The key point in “Comrade Criminal,” and the thing that explains so much of post-Soviet (and pre-Soviet, for that matter) Russia, is the strange dance between crime and government there. Handleman delves into the Vorovskoi mir, the “Thieves’ world,” and its culture of “Vory v zakonye,” or “Thieves in the law,” a kind of ascetic mafia in which members eschewed ties to mainstream culture and considered it a mark of honor not to engage in any kind of government service. This left these thieves peculiarly untouched by Soviet moral and practical corruption, while they had a tightly-knit society that maintained internal order and took care of its own. In the chaos of the dissolution of the Soviet Union, this was seen by many to be a good thing, with the Vory v zakonye operating as a kind of shadow government that was often more effective than the actual government.
On the other side Handleman describes the Avtoritety, the “Authorities,” who were part of the Soviet and then post-Soviet government, carrying out criminal operations on a massive scale.

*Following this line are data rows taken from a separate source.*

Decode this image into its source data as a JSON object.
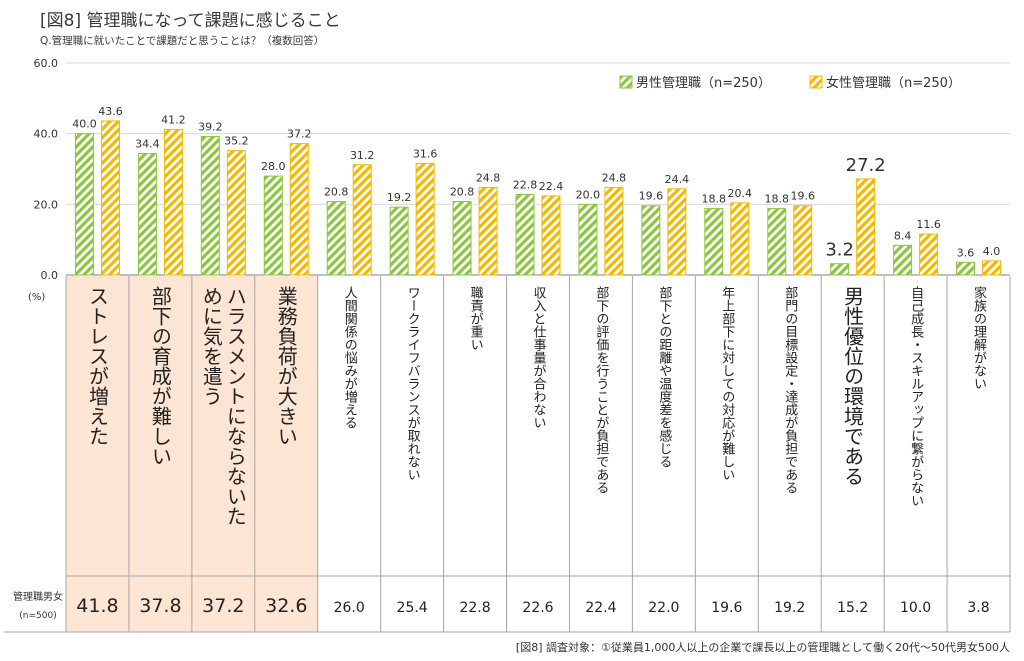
{
  "title": "[図8] 管理職になって課題に感じること",
  "question": "Q.管理職に就いたことで課題だと思うことは？（複数回答）",
  "footnote": "[図8] 調査対象：①従業員1,000人以上の企業で課長以上の管理職として働く20代～50代男女500人",
  "chart_data": {
    "type": "bar",
    "yunit": "(%)",
    "ylim": [
      0,
      60
    ],
    "yticks": [
      "0.0",
      "20.0",
      "40.0",
      "60.0"
    ],
    "categories": [
      "ストレスが増えた",
      "部下の育成が難しい",
      "ハラスメントにならないために気を遣う",
      "業務負荷が大きい",
      "人間関係の悩みが増える",
      "ワークライフバランスが取れない",
      "職責が重い",
      "収入と仕事量が合わない",
      "部下の評価を行うことが負担である",
      "部下との距離や温度差を感じる",
      "年上部下に対しての対応が難しい",
      "部門の目標設定・達成が負担である",
      "男性優位の環境である",
      "自己成長・スキルアップに繋がらない",
      "家族の理解がない"
    ],
    "series": [
      {
        "name": "男性管理職（n=250）",
        "color": "#8cc63f",
        "values": [
          40.0,
          34.4,
          39.2,
          28.0,
          20.8,
          19.2,
          20.8,
          22.8,
          20.0,
          19.6,
          18.8,
          18.8,
          3.2,
          8.4,
          3.6
        ]
      },
      {
        "name": "女性管理職（n=250）",
        "color": "#f5b800",
        "values": [
          43.6,
          41.2,
          35.2,
          37.2,
          31.2,
          31.6,
          24.8,
          22.4,
          24.8,
          24.4,
          20.4,
          19.6,
          27.2,
          11.6,
          4.0
        ]
      }
    ],
    "total_row": {
      "label": "管理職男女",
      "sublabel": "(n=500)",
      "values": [
        "41.8",
        "37.8",
        "37.2",
        "32.6",
        "26.0",
        "25.4",
        "22.8",
        "22.6",
        "22.4",
        "22.0",
        "19.6",
        "19.2",
        "15.2",
        "10.0",
        "3.8"
      ]
    },
    "highlight_count": 4,
    "highlight_color": "#fde5d3",
    "legend_position": "top-right",
    "grid": true
  }
}
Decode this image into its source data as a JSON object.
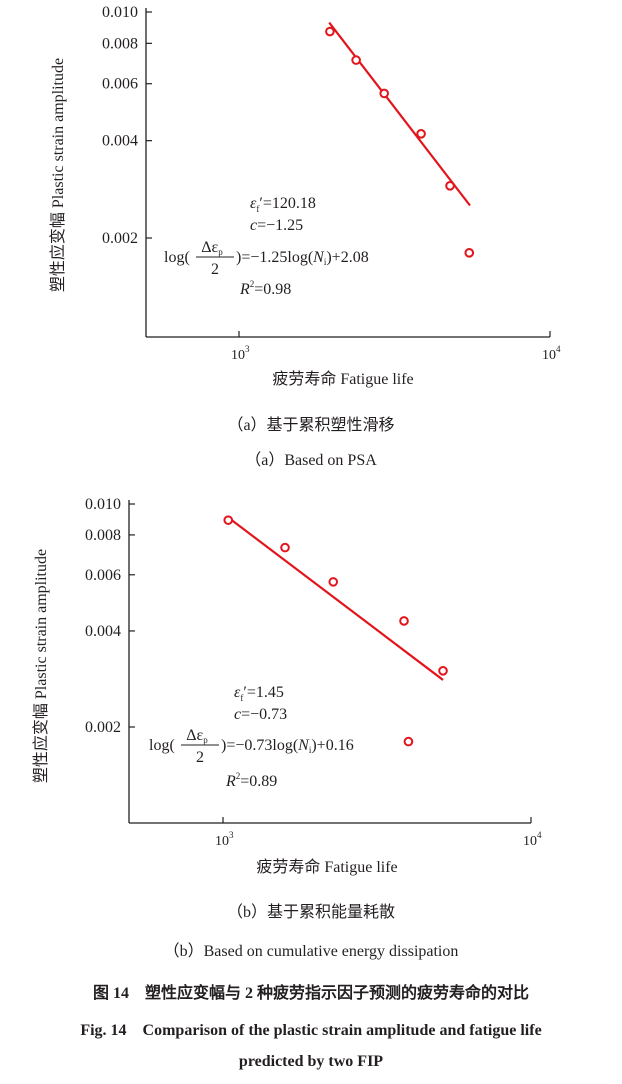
{
  "chart_data": [
    {
      "type": "scatter",
      "panel": "a",
      "xscale": "log",
      "yscale": "log",
      "xlim": [
        500,
        10000
      ],
      "ylim": [
        0.001,
        0.01
      ],
      "xlabel": "疲劳寿命 Fatigue life",
      "ylabel": "塑性应变幅 Plastic strain amplitude",
      "xticks": [
        {
          "base": "10",
          "exp": "3",
          "value": 1000
        },
        {
          "base": "10",
          "exp": "4",
          "value": 10000
        }
      ],
      "yticks": [
        {
          "label": "0.010",
          "value": 0.01
        },
        {
          "label": "0.008",
          "value": 0.008
        },
        {
          "label": "0.006",
          "value": 0.006
        },
        {
          "label": "0.004",
          "value": 0.004
        },
        {
          "label": "0.002",
          "value": 0.002
        }
      ],
      "points": {
        "x": [
          1960,
          2380,
          2930,
          3850,
          4770,
          5500
        ],
        "y": [
          0.0087,
          0.0071,
          0.0056,
          0.0042,
          0.0029,
          0.0018
        ]
      },
      "fit": {
        "slope": -1.25,
        "intercept": 2.08,
        "x_range": [
          1950,
          5530
        ]
      },
      "color": "#e3151c",
      "annotations": {
        "ef_sym": "ε",
        "ef_sub": "f",
        "ef_val": "′=120.18",
        "c_sym": "c",
        "c_val": "=−1.25",
        "eq_pre": "log(",
        "eq_num": "Δε",
        "eq_num_sub": "p",
        "eq_den": "2",
        "eq_mid": ")=−1.25log(",
        "eq_N": "N",
        "eq_N_sub": "i",
        "eq_post": ")+2.08",
        "r_sym": "R",
        "r_sup": "2",
        "r_val": "=0.98"
      }
    },
    {
      "type": "scatter",
      "panel": "b",
      "xscale": "log",
      "yscale": "log",
      "xlim": [
        500,
        10000
      ],
      "ylim": [
        0.001,
        0.01
      ],
      "xlabel": "疲劳寿命 Fatigue life",
      "ylabel": "塑性应变幅 Plastic strain amplitude",
      "xticks": [
        {
          "base": "10",
          "exp": "3",
          "value": 1000
        },
        {
          "base": "10",
          "exp": "4",
          "value": 10000
        }
      ],
      "yticks": [
        {
          "label": "0.010",
          "value": 0.01
        },
        {
          "label": "0.008",
          "value": 0.008
        },
        {
          "label": "0.006",
          "value": 0.006
        },
        {
          "label": "0.004",
          "value": 0.004
        },
        {
          "label": "0.002",
          "value": 0.002
        }
      ],
      "points": {
        "x": [
          1040,
          1590,
          2280,
          3870,
          5180,
          4000
        ],
        "y": [
          0.0089,
          0.0073,
          0.0057,
          0.0043,
          0.003,
          0.0018
        ]
      },
      "fit": {
        "slope": -0.73,
        "intercept": 0.16,
        "x_range": [
          1040,
          5180
        ]
      },
      "color": "#e3151c",
      "annotations": {
        "ef_sym": "ε",
        "ef_sub": "f",
        "ef_val": "′=1.45",
        "c_sym": "c",
        "c_val": "=−0.73",
        "eq_pre": "log(",
        "eq_num": "Δε",
        "eq_num_sub": "p",
        "eq_den": "2",
        "eq_mid": ")=−0.73log(",
        "eq_N": "N",
        "eq_N_sub": "i",
        "eq_post": ")+0.16",
        "r_sym": "R",
        "r_sup": "2",
        "r_val": "=0.89"
      }
    }
  ],
  "captions": {
    "a_cn": "（a）基于累积塑性滑移",
    "a_en": "（a）Based on PSA",
    "b_cn": "（b）基于累积能量耗散",
    "b_en": "（b）Based on cumulative energy dissipation",
    "fig_cn": "图 14　塑性应变幅与 2 种疲劳指示因子预测的疲劳寿命的对比",
    "fig_en_1": "Fig. 14　Comparison of the plastic strain amplitude and fatigue life",
    "fig_en_2": "predicted by two FIP"
  }
}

The problem was that the Soviet system couldn’t operate according to its own laws, so a certain amount of criminality was essential to keep things functioning at all, leading to an inextricable relationship between government, crime, and business.
The result, as Handleman discusses, is a country that was drowning in criminality but needed that criminality in order to keep going, even as people placed law and order and security above more abstract considerations such as freedom of expression. We see the result today in an increasingly authoritarian Russian government that nonetheless is popular with the people, who look to it to try to keep some kind of a lid on crime and corruption, which they see as the result of freedom and democracy. “Comrade Criminal” is more than 20 years old, but it is an enlightening read for anyone who wants to understand current events in the largest country on the globe.